In December 1887, she had a chance encounter with Tchaikovsky in Berlin, at a performance of Berlioz's Grande Messe des morts, and they were glad to renew their acquaintance, but there was no mention of past events. On 4 February 1888, Artôt met Tchaikovsky again in Berlin. Tchaikovsky spent a part of each of the five days he had there with her, and spent an evening with her on 7 February at 17 Landgrafstrasse, during which she asked him to write a romance for her. He wrote in his diary: "This evening is counted among the most agreeable recollections of my sojourn in Berlin. The personality and the art of this singer are as irresistibly bewitching as ever". In May he wrote to her, promising the song by August. During the summer, the composer's time was taken up with various major works, including the Hamlet overture-fantasia, which was completed on 19 October. By now, he had decided to write not one song for Artôt, but six, keeping in mind the present range of her voice. He chose untranslated French texts by three poets. The Six French Songs, Op. 65, were finished on 22 October, and the set was dedicated to Désirée Artôt-Padilla. He concluded his 29 October letter to her with the hope that she would like them and "... one is a little intimidated when one is composing for a singer one considers the greatest among the great".

=== Later career ===
After Artôt's marriage to Mariano Padilla y Ramos, she was often known as Désirée Artôt de Padilla or Désirée Artôt-Padilla. Artôt appeared with Padilla in Italian opera in Germany, Austria, Poland, Sweden, Belgium, the Netherlands, Denmark, Russia, and Finland. She appeared in Moscow in 1868-70 and again in 1875-76, and in Saint Petersburg in 1871–72 and 1876–77. She had a tempestuous temperament and her onstage battles with Minnie Hauk in Moscow in the 1870s are well documented.

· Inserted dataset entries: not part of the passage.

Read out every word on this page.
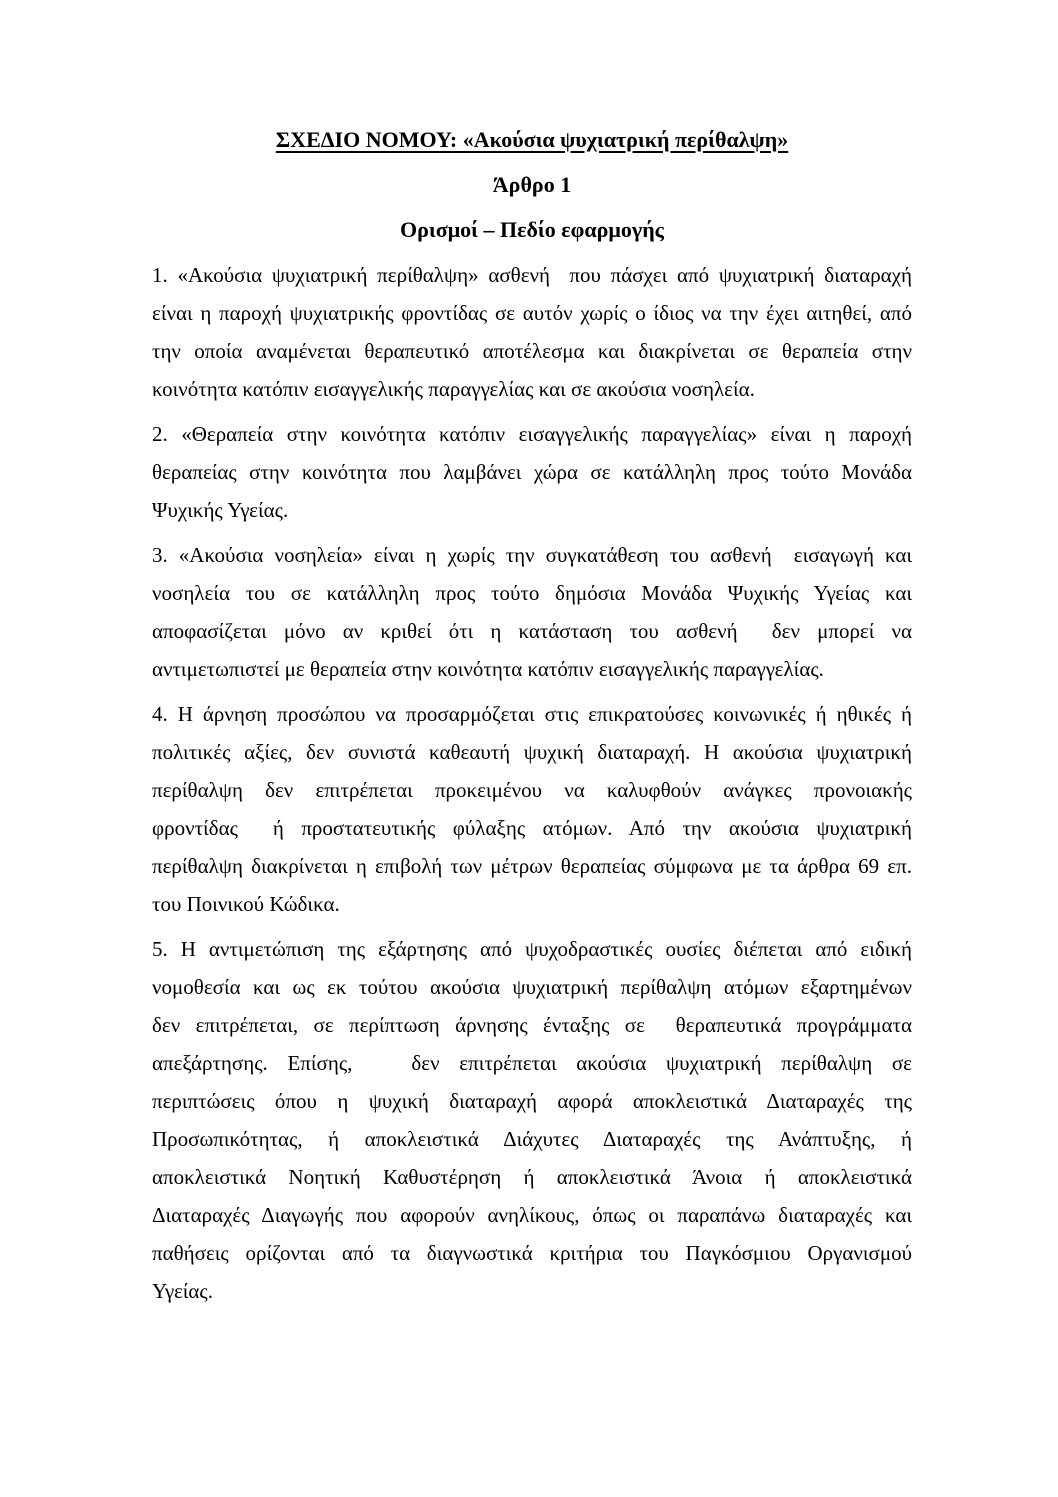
ΣΧΕΔΙΟ ΝΟΜΟΥ: «Ακούσια ψυχιατρική περίθαλψη»
Άρθρο 1
Ορισμοί – Πεδίο εφαρμογής
1. «Ακούσια ψυχιατρική περίθαλψη» ασθενή  που πάσχει από ψυχιατρική διαταραχή
είναι η παροχή ψυχιατρικής φροντίδας σε αυτόν χωρίς ο ίδιος να την έχει αιτηθεί, από
την οποία αναμένεται θεραπευτικό αποτέλεσμα και διακρίνεται σε θεραπεία στην
κοινότητα κατόπιν εισαγγελικής παραγγελίας και σε ακούσια νοσηλεία.
2. «Θεραπεία στην κοινότητα κατόπιν εισαγγελικής παραγγελίας» είναι η παροχή
θεραπείας στην κοινότητα που λαμβάνει χώρα σε κατάλληλη προς τούτο Μονάδα
Ψυχικής Υγείας.
3. «Ακούσια νοσηλεία» είναι η χωρίς την συγκατάθεση του ασθενή  εισαγωγή και
νοσηλεία του σε κατάλληλη προς τούτο δημόσια Μονάδα Ψυχικής Υγείας και
αποφασίζεται μόνο αν κριθεί ότι η κατάσταση του ασθενή  δεν μπορεί να
αντιμετωπιστεί με θεραπεία στην κοινότητα κατόπιν εισαγγελικής παραγγελίας.
4. Η άρνηση προσώπου να προσαρμόζεται στις επικρατούσες κοινωνικές ή ηθικές ή
πολιτικές αξίες, δεν συνιστά καθεαυτή ψυχική διαταραχή. Η ακούσια ψυχιατρική
περίθαλψη δεν επιτρέπεται προκειμένου να καλυφθούν ανάγκες προνοιακής
φροντίδας  ή προστατευτικής φύλαξης ατόμων. Από την ακούσια ψυχιατρική
περίθαλψη διακρίνεται η επιβολή των μέτρων θεραπείας σύμφωνα με τα άρθρα 69 επ.
του Ποινικού Κώδικα.
5. Η αντιμετώπιση της εξάρτησης από ψυχοδραστικές ουσίες διέπεται από ειδική
νομοθεσία και ως εκ τούτου ακούσια ψυχιατρική περίθαλψη ατόμων εξαρτημένων
δεν επιτρέπεται, σε περίπτωση άρνησης ένταξης σε  θεραπευτικά προγράμματα
απεξάρτησης. Επίσης,   δεν επιτρέπεται ακούσια ψυχιατρική περίθαλψη σε
περιπτώσεις όπου η ψυχική διαταραχή αφορά αποκλειστικά Διαταραχές της
Προσωπικότητας, ή αποκλειστικά Διάχυτες Διαταραχές της Ανάπτυξης, ή
αποκλειστικά Νοητική Καθυστέρηση ή αποκλειστικά Άνοια ή αποκλειστικά
Διαταραχές Διαγωγής που αφορούν ανηλίκους, όπως οι παραπάνω διαταραχές και
παθήσεις ορίζονται από τα διαγνωστικά κριτήρια του Παγκόσμιου Οργανισμού
Υγείας.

Artôt retired in 1884, but on 22 March 1887 she and Padilla appeared in a scene from Don Giovanni in a celebration of the Emperor's birthday at the Imperial Palace in Berlin; it was also the centenary year of Don Giovanni. She became a singing teacher in Berlin until 1889, before moving to Paris. Her students included the contralto Rosa Olitzka, Elisa Kutscherra de Nyss Marie Goetze, and Berglioth Prom. She died in 1907 in Paris (or Berlin), just four months after her husband died.

Artôt's and Padilla's daughter Lola Artôt de Padilla had a highly successful career as an operatic soprano, creating Vreli in Delius's A Village Romeo and Juliet.